Researchers from Université Catholique de Louvain said that the human pancreatic duct-derived cells (HDDCs), which were reprogrammed using messenger RNA as a transcription factor, could be further developed to be used for patients with type 1 diabetes.

"The novelty of our work resides in the use of adult tissue that avoids the risks related to stem cells, such as cancer, and of a protocol that modifies the cells with a direct action on DNA without any structural modification," Philippe Lysy, MD, PhD, of Université Catholique de Louvain, Belgium, said in a press release. “Our system for cellular reprogramming with transcription factors using mRNA opens doors for experiments in other scientific fields with the objective to produce cells with a new function in the context of diseases with a loss-of-function."

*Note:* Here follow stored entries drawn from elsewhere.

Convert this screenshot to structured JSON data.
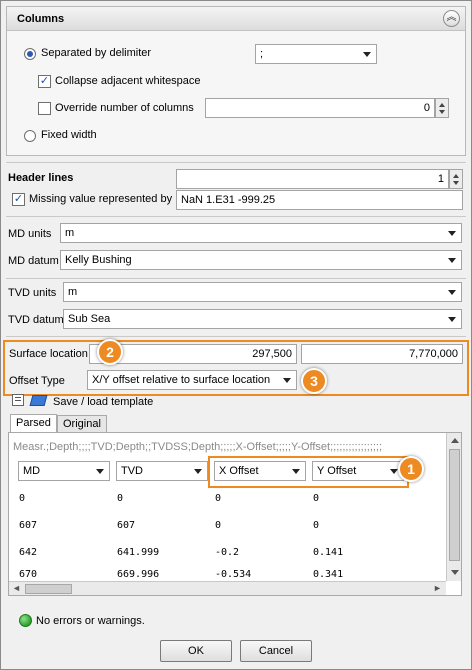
{
  "columns_panel": {
    "title": "Columns",
    "separated_label": "Separated by delimiter",
    "delimiter_value": ";",
    "collapse_label": "Collapse adjacent whitespace",
    "override_label": "Override number of columns",
    "override_value": "0",
    "fixed_width_label": "Fixed width"
  },
  "header": {
    "header_lines_label": "Header lines",
    "header_lines_value": "1",
    "missing_label": "Missing value represented by",
    "missing_value": "NaN 1.E31 -999.25"
  },
  "units": {
    "md_units_label": "MD units",
    "md_units_value": "m",
    "md_datum_label": "MD datum",
    "md_datum_value": "Kelly Bushing",
    "tvd_units_label": "TVD units",
    "tvd_units_value": "m",
    "tvd_datum_label": "TVD datum",
    "tvd_datum_value": "Sub Sea"
  },
  "surface": {
    "surface_label": "Surface location",
    "x_value": "297,500",
    "y_value": "7,770,000",
    "offset_label": "Offset Type",
    "offset_value": "X/Y offset relative to surface location"
  },
  "callouts": [
    "2",
    "3",
    "1"
  ],
  "template_label": "Save / load template",
  "tabs": [
    "Parsed",
    "Original"
  ],
  "grid": {
    "header_line": "Measr.;Depth;;;;TVD;Depth;;TVDSS;Depth;;;;;X-Offset;;;;;Y-Offset;;;;;;;;;;;;;;;;;",
    "columns": [
      "MD",
      "TVD",
      "X Offset",
      "Y Offset"
    ],
    "rows": [
      [
        "0",
        "0",
        "0",
        "0"
      ],
      [
        "607",
        "607",
        "0",
        "0"
      ],
      [
        "642",
        "641.999",
        "-0.2",
        "0.141"
      ],
      [
        "670",
        "669.996",
        "-0.534",
        "0.341"
      ]
    ],
    "scroll_left": "◄",
    "scroll_right": "►"
  },
  "status_text": "No errors or warnings.",
  "buttons": {
    "ok": "OK",
    "cancel": "Cancel"
  },
  "colors": {
    "highlight": "#ee8a22",
    "status_ok": "#2ca02c"
  }
}
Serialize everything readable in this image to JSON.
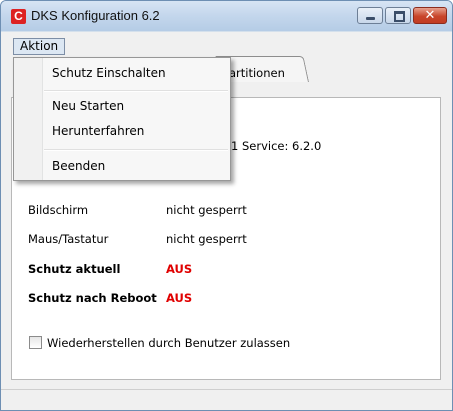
{
  "window": {
    "app_icon_letter": "C",
    "title": "DKS Konfiguration 6.2",
    "close_glyph": "✕"
  },
  "menubar": {
    "aktion_label": "Aktion"
  },
  "aktion_menu": {
    "items": [
      {
        "label": "Schutz Einschalten"
      },
      {
        "label": "Neu Starten"
      },
      {
        "label": "Herunterfahren"
      },
      {
        "label": "Beenden"
      }
    ]
  },
  "tabs": {
    "partitionen_visible_label": "artitionen"
  },
  "panel": {
    "service_visible_text": "1   Service: 6.2.0",
    "rows": [
      {
        "label": "Bildschirm",
        "value": "nicht gesperrt"
      },
      {
        "label": "Maus/Tastatur",
        "value": "nicht gesperrt"
      },
      {
        "label": "Schutz aktuell",
        "value": "AUS"
      },
      {
        "label": "Schutz nach Reboot",
        "value": "AUS"
      }
    ],
    "restore_checkbox_label": "Wiederherstellen durch Benutzer zulassen",
    "restore_checkbox_checked": false
  },
  "colors": {
    "status_off": "#e00000",
    "app_icon": "#dd2222"
  }
}
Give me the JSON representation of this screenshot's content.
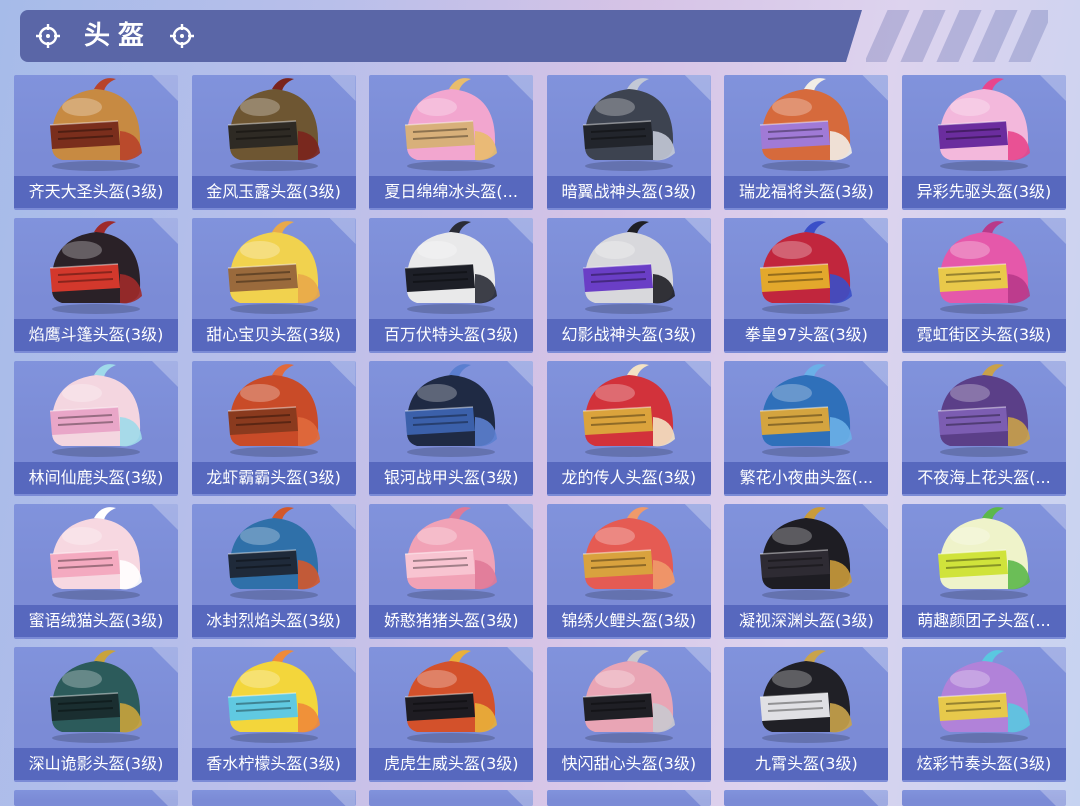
{
  "header": {
    "title": "头盔",
    "icon": "crosshair-icon"
  },
  "theme": {
    "header_bg": "#5a66a7",
    "card_bg": "#7b8bd6",
    "label_bg": "#5768be",
    "label_text": "#ffffff"
  },
  "items": [
    {
      "name": "齐天大圣头盔(3级)",
      "icon": "helmet-icon",
      "shell": "#c78a42",
      "visor": "#7a2e1c",
      "accent": "#b8432a"
    },
    {
      "name": "金风玉露头盔(3级)",
      "icon": "helmet-icon",
      "shell": "#6e5632",
      "visor": "#2e2a24",
      "accent": "#7a231c"
    },
    {
      "name": "夏日绵绵冰头盔(...",
      "icon": "helmet-icon",
      "shell": "#f2a6cf",
      "visor": "#d8b07a",
      "accent": "#e9bd6c"
    },
    {
      "name": "暗翼战神头盔(3级)",
      "icon": "helmet-icon",
      "shell": "#3d4350",
      "visor": "#22252c",
      "accent": "#c3c9d6"
    },
    {
      "name": "瑞龙福将头盔(3级)",
      "icon": "helmet-icon",
      "shell": "#d66a3c",
      "visor": "#a07ad6",
      "accent": "#f2ede6"
    },
    {
      "name": "异彩先驱头盔(3级)",
      "icon": "helmet-icon",
      "shell": "#f3b8dc",
      "visor": "#6b2d9e",
      "accent": "#e8468c"
    },
    {
      "name": "焰鹰斗篷头盔(3级)",
      "icon": "helmet-icon",
      "shell": "#2a2127",
      "visor": "#d3382c",
      "accent": "#9e2a2a"
    },
    {
      "name": "甜心宝贝头盔(3级)",
      "icon": "helmet-icon",
      "shell": "#f1d24e",
      "visor": "#9a6a3c",
      "accent": "#e9a94a"
    },
    {
      "name": "百万伏特头盔(3级)",
      "icon": "helmet-icon",
      "shell": "#e9e9ea",
      "visor": "#1d1f27",
      "accent": "#2a2c36"
    },
    {
      "name": "幻影战神头盔(3级)",
      "icon": "helmet-icon",
      "shell": "#d8d8dc",
      "visor": "#6a3ec6",
      "accent": "#1f1f25"
    },
    {
      "name": "拳皇97头盔(3级)",
      "icon": "helmet-icon",
      "shell": "#c1263d",
      "visor": "#e3a82c",
      "accent": "#3a4fc8"
    },
    {
      "name": "霓虹街区头盔(3级)",
      "icon": "helmet-icon",
      "shell": "#e558aa",
      "visor": "#e9c94a",
      "accent": "#b83a8a"
    },
    {
      "name": "林间仙鹿头盔(3级)",
      "icon": "helmet-icon",
      "shell": "#f4d6e0",
      "visor": "#e9a6c8",
      "accent": "#9fdaea"
    },
    {
      "name": "龙虾霸霸头盔(3级)",
      "icon": "helmet-icon",
      "shell": "#c94b28",
      "visor": "#8a3a1e",
      "accent": "#e06a3c"
    },
    {
      "name": "银河战甲头盔(3级)",
      "icon": "helmet-icon",
      "shell": "#1f2a44",
      "visor": "#3b60aa",
      "accent": "#5b7fd0"
    },
    {
      "name": "龙的传人头盔(3级)",
      "icon": "helmet-icon",
      "shell": "#d2323b",
      "visor": "#dba33c",
      "accent": "#f3e2c4"
    },
    {
      "name": "繁花小夜曲头盔(...",
      "icon": "helmet-icon",
      "shell": "#2f70ba",
      "visor": "#d4a43f",
      "accent": "#6bb0e8"
    },
    {
      "name": "不夜海上花头盔(...",
      "icon": "helmet-icon",
      "shell": "#5b3f88",
      "visor": "#7c5db2",
      "accent": "#c9a14a"
    },
    {
      "name": "蜜语绒猫头盔(3级)",
      "icon": "helmet-icon",
      "shell": "#f7d8e1",
      "visor": "#f4aac0",
      "accent": "#ffffff"
    },
    {
      "name": "冰封烈焰头盔(3级)",
      "icon": "helmet-icon",
      "shell": "#2f70a9",
      "visor": "#1f2a3a",
      "accent": "#d3582b"
    },
    {
      "name": "娇憨猪猪头盔(3级)",
      "icon": "helmet-icon",
      "shell": "#f1a2b6",
      "visor": "#f8c4d1",
      "accent": "#e07a98"
    },
    {
      "name": "锦绣火鲤头盔(3级)",
      "icon": "helmet-icon",
      "shell": "#e55b53",
      "visor": "#d9a23e",
      "accent": "#f09a6a"
    },
    {
      "name": "凝视深渊头盔(3级)",
      "icon": "helmet-icon",
      "shell": "#1e1d23",
      "visor": "#2e2b33",
      "accent": "#c99b3b"
    },
    {
      "name": "萌趣颜团子头盔(...",
      "icon": "helmet-icon",
      "shell": "#eff3ca",
      "visor": "#d0e33b",
      "accent": "#5cb84a"
    },
    {
      "name": "深山诡影头盔(3级)",
      "icon": "helmet-icon",
      "shell": "#2c5b5b",
      "visor": "#1a2e30",
      "accent": "#c9a33b"
    },
    {
      "name": "香水柠檬头盔(3级)",
      "icon": "helmet-icon",
      "shell": "#f3d63b",
      "visor": "#60c9e1",
      "accent": "#f08a3a"
    },
    {
      "name": "虎虎生威头盔(3级)",
      "icon": "helmet-icon",
      "shell": "#d3512b",
      "visor": "#1e1c22",
      "accent": "#e9b03a"
    },
    {
      "name": "快闪甜心头盔(3级)",
      "icon": "helmet-icon",
      "shell": "#e9a5b5",
      "visor": "#1f1f25",
      "accent": "#c9c9cf"
    },
    {
      "name": "九霄头盔(3级)",
      "icon": "helmet-icon",
      "shell": "#202026",
      "visor": "#e0e0e4",
      "accent": "#c9a34b"
    },
    {
      "name": "炫彩节奏头盔(3级)",
      "icon": "helmet-icon",
      "shell": "#b182d9",
      "visor": "#e7c94b",
      "accent": "#5ac8e0"
    }
  ]
}
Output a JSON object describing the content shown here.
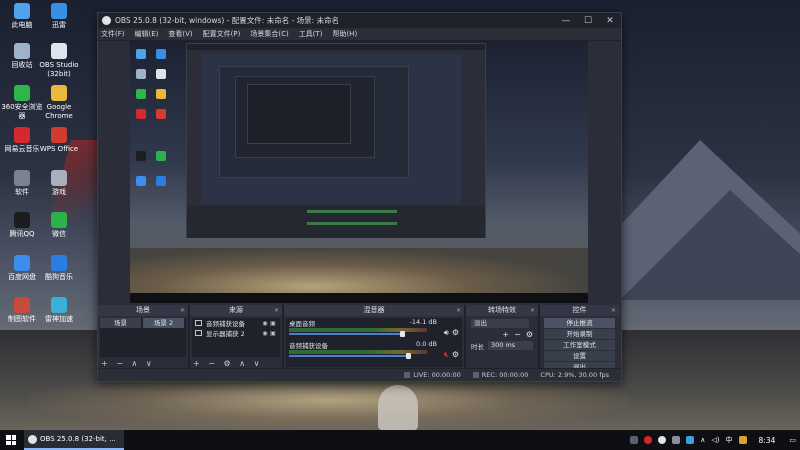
{
  "desktop": {
    "icons": [
      {
        "label": "此电脑",
        "color": "#4fa3e8"
      },
      {
        "label": "迅雷",
        "color": "#3a8ee6"
      },
      {
        "label": "回收站",
        "color": "#9fb3c8"
      },
      {
        "label": "OBS Studio (32bit)",
        "color": "#dfe3ea"
      },
      {
        "label": "360安全浏览器",
        "color": "#2fb54a"
      },
      {
        "label": "Google Chrome",
        "color": "#e8b93a"
      },
      {
        "label": "网易云音乐",
        "color": "#d7282f"
      },
      {
        "label": "WPS Office",
        "color": "#d23b2e"
      },
      {
        "label": "软件",
        "color": "#7a8290"
      },
      {
        "label": "游戏",
        "color": "#a8b0bc"
      },
      {
        "label": "腾讯QQ",
        "color": "#1d1d1d"
      },
      {
        "label": "微信",
        "color": "#2bb24c"
      },
      {
        "label": "百度网盘",
        "color": "#3b8ef0"
      },
      {
        "label": "酷狗音乐",
        "color": "#2a7de1"
      },
      {
        "label": "制图软件",
        "color": "#c84a3a"
      },
      {
        "label": "雷神加速",
        "color": "#3ab0d8"
      }
    ]
  },
  "obs": {
    "title": "OBS 25.0.8 (32-bit, windows) - 配置文件: 未命名 - 场景: 未命名",
    "window_buttons": {
      "minimize": "—",
      "maximize": "☐",
      "close": "✕"
    },
    "menu": [
      "文件(F)",
      "编辑(E)",
      "查看(V)",
      "配置文件(P)",
      "场景集合(C)",
      "工具(T)",
      "帮助(H)"
    ],
    "docks": {
      "scenes": {
        "title": "场景",
        "items": [
          "场景",
          "场景 2"
        ],
        "selected": 1,
        "footer": "+ − ∧ ∨"
      },
      "sources": {
        "title": "来源",
        "items": [
          "音频捕获设备",
          "显示器捕获 2"
        ],
        "footer": "+ − ⚙ ∧ ∨"
      },
      "mixer": {
        "title": "混音器",
        "channels": [
          {
            "name": "桌面音频",
            "db": "-14.1 dB",
            "fader": 0.82,
            "muted": false
          },
          {
            "name": "音频捕获设备",
            "db": "0.0 dB",
            "fader": 0.86,
            "muted": true
          }
        ]
      },
      "transitions": {
        "title": "转场特效",
        "selected": "淡出",
        "duration_label": "时长",
        "duration_value": "300 ms"
      },
      "controls": {
        "title": "控件",
        "buttons": [
          "停止推流",
          "开始录制",
          "工作室模式",
          "设置",
          "退出"
        ]
      }
    },
    "status": {
      "live": "LIVE: 00:00:00",
      "rec": "REC: 00:00:00",
      "cpu": "CPU: 2.9%, 30.00 fps"
    }
  },
  "taskbar": {
    "app_label": "OBS 25.0.8 (32-bit, ...",
    "tray": {
      "ime": "中",
      "time": "8:34"
    }
  },
  "colors": {
    "obs_bg": "#2b2e38",
    "accent": "#4a7fd0",
    "mute_red": "#d63a3a"
  }
}
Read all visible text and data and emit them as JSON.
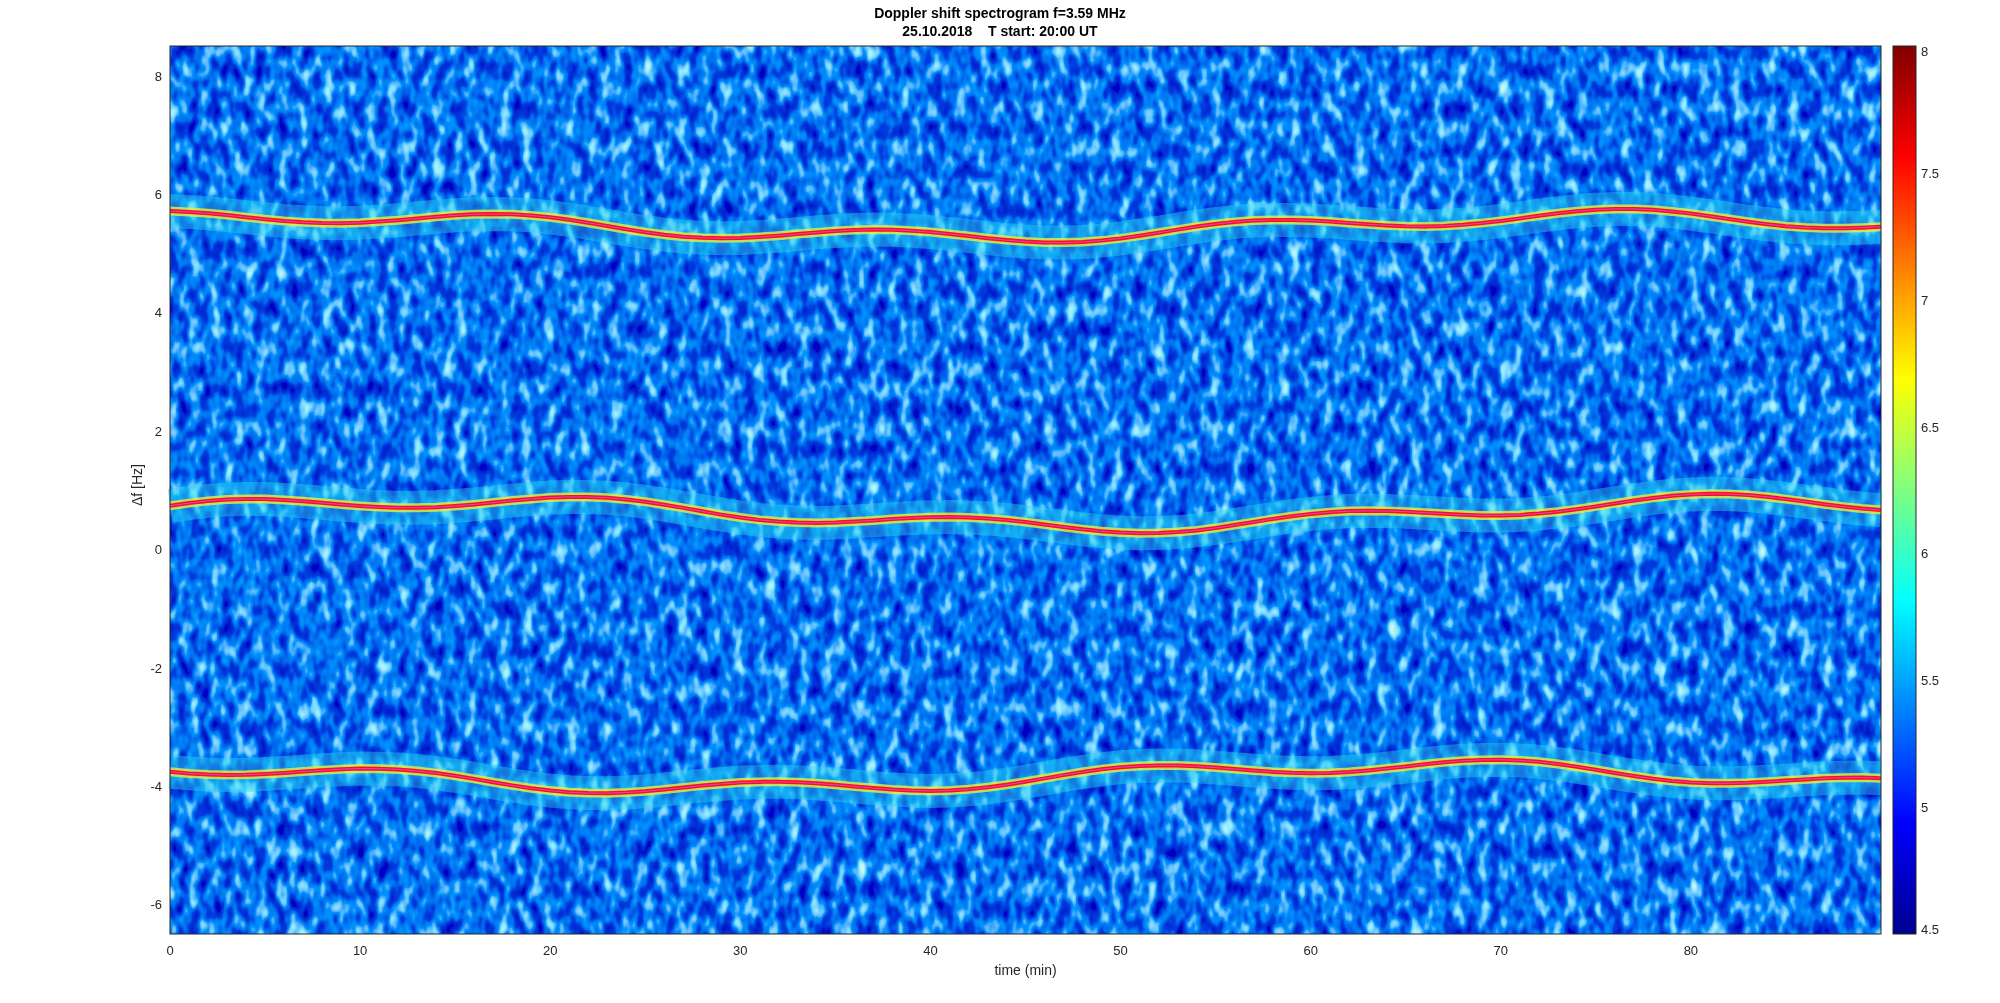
{
  "figure": {
    "title": [
      "Doppler shift spectrogram f=3.59 MHz",
      "25.10.2018    T start: 20:00 UT"
    ],
    "xlabel": "time (min)",
    "ylabel": "Δf [Hz]",
    "xticks": [
      "0",
      "10",
      "20",
      "30",
      "40",
      "50",
      "60",
      "70",
      "80"
    ],
    "yticks": [
      "8",
      "6",
      "4",
      "2",
      "0",
      "-2",
      "-4",
      "-6"
    ],
    "colorbar_ticks": [
      "8",
      "7.5",
      "7",
      "6.5",
      "6",
      "5.5",
      "5",
      "4.5"
    ]
  }
}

In the study, researcher reprogrammed HDDCs to behave like beta cells and secrete insulin within the pancreas while responding to glucose. The researchers used mRNA of a transcription factor — a protein that controls which genes are turned off or on in the genome — called MAFA. The mRNA is transformed into protein before binding to cellular DNA in order to orchestrate the changes in cellular functions.

The technique allowed the researchers to avoid any potential genetic modification of the target cells, the researchers noted. A mouse model has already been developed and ongoing studies continue.

"With ongoing in vivo studies, we are analyzing the potential of our reprogrammed cells to function and secrete insulin into a body according to blood glucose levels," Lysy said in the press release. "Our objectives are to evaluate the conditions that allow banking of our reprogrammed cells in clinically compatible procedures.”

Reference:

Lysy P, et al. “RNA-based MAFA over-expression is sufficient to drive human pancreatic duct-derived cells toward a b-cell-like phenotype.” Presented at: 54th Annual European Society for Paediatric Endocrinology Meeting; Oct. 1-Oct. 3, 2015; Barcelona.

Disclosure: Endocrine Today was unable to confirm any relevant financial disclosures.